Por isso, mandou o ministro da Cultura — curador das Artes do Reino — ir averiguar o trabalho dos tecelões do logro. Este, tal qual o rei, também não viu nada. Mas, com medo da represália e querendo bajular este — como bom bajulador que era —, disse-lhe:
“— É um trabalho sublime… em seus aspectos de inconcretude material… hã… uma obra-prima em sua fundamentalidade semântica… e visualidade significa… hã… o imagético e o invisível se fundem num todo de… hã… expectativas estético-formais… neste simulacro crítico… se percebe a função… hã… as funções, semióticas… da transcendente imaterialidade da arte…
— Assim, neste procedimento referencial do não-objeto… hã… em sua virtual vacuidade… o deslocamento do olhar… em sua intensa… hã… re-significação… a obscurecer ao limite extremo… toda e qualquer possibilidade de reflexão perceptiva… hã… insere-se nesta vertiginosa… pós-modernidade… hã… Mas, por outro lado… o discurso estético… das poéticas da segunda metade do século XX … hã…”.
Desconfiado de que seria objeto de escárnio se acreditasse nos que o cercavam, mas, não conseguindo conter a sua bazófia, o rei, em dia de grande festa, despiu-se de sua roupa verdadeira e vestiu a simulada, e, com ela, saiu a desfilar pelas ruas do reino.
Como receava, tornou-se objeto de chacota, nunca dantes vista, fazendo com que o povo mal conseguisse conter os desbragados risos pela sua indisfarçada nudez. Até que um menino, com a sinceridade peculiar a todas as crianças, gritasse, a plenos pulmões: o rei está nu; este grito foi bastante para a figura do rei vir abaixo.
Possivelmente, Andersen não sabia muito do Brasil; entretanto, parece que este conto foi escrito pensando no que seria ele em 2016; se não o foi, há semelhanças demais que se pululam na pavonice do mandatário maior, na charlatanice dos que cosem as suas medidas políticas e econômicas, na bajulação dos asseclas que o cercam, e na arte de tentar enganar o povo trabalhador.
A Proposta de Emenda Constitucional (PEC) — já aprovada na Câmara Federal com o número 241/2016 e em tramitação no Senado com o número 55/2016 —, sem dúvida é a forma mais acabada de imitação do realçado conto.
Os charlatães que a teceram e os seus capatazes, tais como os do conto, despudoradamente, afirmam que ela será a redenção do Brasil. O primeiro mandatário, como o fez do ministro da Cultura do conto em destaque, com o cinismo que lhe é peculiar, assevera que ela é linda e a coisa mais séria desde a promulgação da Constituição Federal (CF) de 1988.

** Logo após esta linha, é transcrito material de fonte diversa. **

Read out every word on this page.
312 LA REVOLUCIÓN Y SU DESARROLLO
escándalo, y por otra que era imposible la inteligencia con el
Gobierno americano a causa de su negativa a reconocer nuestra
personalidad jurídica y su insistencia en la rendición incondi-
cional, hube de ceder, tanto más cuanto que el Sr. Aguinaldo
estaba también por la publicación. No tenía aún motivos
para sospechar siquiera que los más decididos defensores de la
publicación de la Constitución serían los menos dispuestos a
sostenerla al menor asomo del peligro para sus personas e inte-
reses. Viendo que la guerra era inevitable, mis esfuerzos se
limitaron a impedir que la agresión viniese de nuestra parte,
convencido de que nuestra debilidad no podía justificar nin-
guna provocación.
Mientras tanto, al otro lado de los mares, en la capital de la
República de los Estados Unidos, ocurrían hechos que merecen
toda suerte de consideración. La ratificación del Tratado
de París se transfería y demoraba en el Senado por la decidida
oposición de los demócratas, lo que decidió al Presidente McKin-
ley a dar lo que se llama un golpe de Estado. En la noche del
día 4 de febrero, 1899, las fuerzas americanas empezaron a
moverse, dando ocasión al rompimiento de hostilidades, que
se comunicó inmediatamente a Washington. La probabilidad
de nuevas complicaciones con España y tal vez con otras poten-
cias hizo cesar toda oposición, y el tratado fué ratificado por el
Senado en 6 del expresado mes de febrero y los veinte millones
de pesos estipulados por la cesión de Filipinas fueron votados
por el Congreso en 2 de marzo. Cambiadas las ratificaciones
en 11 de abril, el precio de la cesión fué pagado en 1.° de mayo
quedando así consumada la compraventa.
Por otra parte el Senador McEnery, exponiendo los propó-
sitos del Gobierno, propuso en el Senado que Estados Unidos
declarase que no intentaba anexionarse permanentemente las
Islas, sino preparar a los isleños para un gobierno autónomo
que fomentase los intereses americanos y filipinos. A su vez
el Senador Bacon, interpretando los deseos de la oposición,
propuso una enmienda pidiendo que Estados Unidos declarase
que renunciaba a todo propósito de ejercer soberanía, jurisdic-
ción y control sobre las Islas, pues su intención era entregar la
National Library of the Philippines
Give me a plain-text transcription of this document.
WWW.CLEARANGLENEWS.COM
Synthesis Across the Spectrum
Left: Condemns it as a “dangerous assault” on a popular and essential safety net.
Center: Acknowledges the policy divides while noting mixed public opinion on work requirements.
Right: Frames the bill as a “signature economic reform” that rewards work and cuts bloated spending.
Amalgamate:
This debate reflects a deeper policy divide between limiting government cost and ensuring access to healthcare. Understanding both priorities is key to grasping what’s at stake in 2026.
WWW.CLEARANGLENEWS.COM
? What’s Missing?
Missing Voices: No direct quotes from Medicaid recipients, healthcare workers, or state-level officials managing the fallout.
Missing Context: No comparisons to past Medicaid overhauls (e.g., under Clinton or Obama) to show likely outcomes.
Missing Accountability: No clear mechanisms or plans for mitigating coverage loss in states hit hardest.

As explicações que dão para a PEC em questão são semelhantes às do ministro da Cultura da obra de Andersen; tal qual este, falam em trabalho sublime, em seus aspectos de inconcretude material, em fundamentalidade semântica, no imagético e no invisível, no não-objeto, em sua virtual vacuidade, no deslocamento do olhar, e outras prosaicas palavras que nada dizem.
Contudo, não possuem argumento para explicar o porquê de as despesas financeiras que sangram o Brasil, absorvendo metade do orçamento da União, ficarem fora da PEC .
O certo que a PEC congela o Brasil por 20 anos. Por isso, só os bajuladores e os que terão os seus rendimentos multiplicados pela monstruosidade da PEC em questão é que conseguem enxergar beleza e harmonia nela; o povo, só vislumbra miséria e desalento.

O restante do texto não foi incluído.